Goed, 7 uur, het startschot. Helemaal direct met de afdaling begonnen we nog niet. Eerst nog even een piste omhoog klimmen, waarna we weer aan de andere kant afdaalden met een prachtig uitzicht op Jahorina.
Onderweg zouden er 6 postjes zijn. Dat is niet verkeerd, ik hou wel van veel postjes. Ik had dus maar een liter water bij me, die ik steeds kon bij vullen.
Het eerste klimmetje hadden we dus gehad, de komende 25 kilometer was voornamelijk vlak en afdaling. Helaas waren de meeste stukken nog behoorlijk technisch, zodat je op die stukken niet echt veel tempo kon maken.

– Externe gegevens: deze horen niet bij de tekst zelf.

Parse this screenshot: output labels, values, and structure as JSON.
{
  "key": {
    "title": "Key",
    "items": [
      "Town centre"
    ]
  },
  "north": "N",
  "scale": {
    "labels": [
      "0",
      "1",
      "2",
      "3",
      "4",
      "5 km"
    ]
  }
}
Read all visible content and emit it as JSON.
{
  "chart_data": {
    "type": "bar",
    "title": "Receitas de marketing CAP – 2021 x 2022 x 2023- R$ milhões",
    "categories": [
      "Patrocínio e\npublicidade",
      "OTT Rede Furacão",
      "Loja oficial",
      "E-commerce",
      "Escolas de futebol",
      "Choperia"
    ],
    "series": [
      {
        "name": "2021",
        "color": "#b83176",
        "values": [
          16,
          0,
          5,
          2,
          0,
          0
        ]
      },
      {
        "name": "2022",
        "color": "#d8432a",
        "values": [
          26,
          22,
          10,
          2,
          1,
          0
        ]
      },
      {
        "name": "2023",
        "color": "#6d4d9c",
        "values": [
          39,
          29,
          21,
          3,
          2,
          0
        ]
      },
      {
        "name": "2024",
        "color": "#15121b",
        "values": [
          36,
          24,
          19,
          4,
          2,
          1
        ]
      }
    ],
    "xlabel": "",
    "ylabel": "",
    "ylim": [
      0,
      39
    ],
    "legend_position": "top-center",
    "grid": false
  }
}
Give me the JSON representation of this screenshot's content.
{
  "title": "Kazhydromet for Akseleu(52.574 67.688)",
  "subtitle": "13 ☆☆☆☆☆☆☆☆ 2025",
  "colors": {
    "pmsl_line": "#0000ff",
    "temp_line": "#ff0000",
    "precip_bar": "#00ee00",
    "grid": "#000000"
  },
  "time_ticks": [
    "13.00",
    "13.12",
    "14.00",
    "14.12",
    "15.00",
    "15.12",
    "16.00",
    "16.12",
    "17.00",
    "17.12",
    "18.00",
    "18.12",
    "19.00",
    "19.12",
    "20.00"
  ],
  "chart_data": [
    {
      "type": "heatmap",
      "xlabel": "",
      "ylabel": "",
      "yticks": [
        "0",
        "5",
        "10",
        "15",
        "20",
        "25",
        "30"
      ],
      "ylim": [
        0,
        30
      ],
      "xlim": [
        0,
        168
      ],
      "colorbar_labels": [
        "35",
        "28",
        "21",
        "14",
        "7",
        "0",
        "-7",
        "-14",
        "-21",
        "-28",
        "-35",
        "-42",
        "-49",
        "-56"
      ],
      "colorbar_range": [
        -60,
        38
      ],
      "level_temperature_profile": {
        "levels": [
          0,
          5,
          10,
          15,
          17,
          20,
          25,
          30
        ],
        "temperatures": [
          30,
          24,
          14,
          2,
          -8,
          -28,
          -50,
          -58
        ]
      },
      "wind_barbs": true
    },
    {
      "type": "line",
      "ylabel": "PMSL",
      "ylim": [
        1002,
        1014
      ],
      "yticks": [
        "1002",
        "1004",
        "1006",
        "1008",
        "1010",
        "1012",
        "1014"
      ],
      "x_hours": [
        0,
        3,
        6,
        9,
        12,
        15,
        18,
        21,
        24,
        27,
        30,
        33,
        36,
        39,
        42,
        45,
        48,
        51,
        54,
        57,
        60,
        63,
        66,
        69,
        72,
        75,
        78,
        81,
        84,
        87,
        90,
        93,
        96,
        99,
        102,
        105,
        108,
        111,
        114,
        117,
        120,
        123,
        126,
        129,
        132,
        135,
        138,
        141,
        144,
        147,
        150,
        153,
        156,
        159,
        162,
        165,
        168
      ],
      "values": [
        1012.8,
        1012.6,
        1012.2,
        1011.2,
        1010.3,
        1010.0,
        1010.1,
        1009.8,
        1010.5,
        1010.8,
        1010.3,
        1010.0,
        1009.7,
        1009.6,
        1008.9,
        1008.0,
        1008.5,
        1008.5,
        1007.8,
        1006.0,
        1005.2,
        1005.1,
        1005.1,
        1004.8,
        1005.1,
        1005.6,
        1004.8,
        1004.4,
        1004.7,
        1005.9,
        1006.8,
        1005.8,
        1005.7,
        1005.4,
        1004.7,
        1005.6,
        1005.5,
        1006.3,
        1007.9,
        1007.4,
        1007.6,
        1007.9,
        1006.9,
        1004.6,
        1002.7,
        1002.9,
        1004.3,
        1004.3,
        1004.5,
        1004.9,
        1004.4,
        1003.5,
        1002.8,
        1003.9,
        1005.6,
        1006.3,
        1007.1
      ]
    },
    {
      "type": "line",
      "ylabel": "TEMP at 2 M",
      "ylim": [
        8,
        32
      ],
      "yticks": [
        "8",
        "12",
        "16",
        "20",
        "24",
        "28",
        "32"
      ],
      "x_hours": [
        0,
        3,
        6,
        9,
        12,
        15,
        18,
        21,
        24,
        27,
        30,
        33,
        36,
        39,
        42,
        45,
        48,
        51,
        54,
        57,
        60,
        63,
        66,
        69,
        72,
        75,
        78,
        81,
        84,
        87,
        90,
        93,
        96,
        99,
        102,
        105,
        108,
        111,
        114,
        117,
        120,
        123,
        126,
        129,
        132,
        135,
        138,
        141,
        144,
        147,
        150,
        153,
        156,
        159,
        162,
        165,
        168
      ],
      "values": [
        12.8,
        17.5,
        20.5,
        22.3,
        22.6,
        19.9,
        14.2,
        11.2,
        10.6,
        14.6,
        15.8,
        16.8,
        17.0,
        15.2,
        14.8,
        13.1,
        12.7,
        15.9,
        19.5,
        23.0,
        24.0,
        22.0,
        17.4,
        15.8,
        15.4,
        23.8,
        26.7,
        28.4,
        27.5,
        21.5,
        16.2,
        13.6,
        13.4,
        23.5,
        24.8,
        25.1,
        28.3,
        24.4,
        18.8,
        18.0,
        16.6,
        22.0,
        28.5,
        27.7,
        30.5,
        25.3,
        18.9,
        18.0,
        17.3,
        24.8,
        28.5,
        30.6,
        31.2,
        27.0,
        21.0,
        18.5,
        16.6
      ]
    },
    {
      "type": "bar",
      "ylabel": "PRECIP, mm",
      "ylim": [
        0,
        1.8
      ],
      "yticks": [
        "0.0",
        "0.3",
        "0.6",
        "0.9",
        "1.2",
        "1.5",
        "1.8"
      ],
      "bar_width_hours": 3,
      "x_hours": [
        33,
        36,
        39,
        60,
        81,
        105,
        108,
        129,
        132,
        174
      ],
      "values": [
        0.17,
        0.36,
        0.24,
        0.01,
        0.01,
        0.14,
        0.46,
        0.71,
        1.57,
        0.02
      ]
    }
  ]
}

Het parcours was trouwens zeldzaam goed uitgezet. Heel erg veel lintjes, bordjes en dergelijke, je zag bijna de gehele route wel een lintje hangen. Toch lukte het me belachelijk genoeg om nog een stuk of 4x fout te lopen.

De eerste twee keer nog niet zo erg. Midden in de bossen in een afdaling stonden wat huisjes met een loslopende hond, die het niet zo op hardlopers had. Terwijl hij flink blaffend tegen me te keer ging hield ik hem in de gaten, waardoor ik een afslag naar links miste. Aangezien het zelden vlak is, betekend een stukje fout lopen dat je altijd ook een stukje extra moet klimmen; of je nou in de afdaling fout loopt en terug moet klimmen of andersom; je bent de lul.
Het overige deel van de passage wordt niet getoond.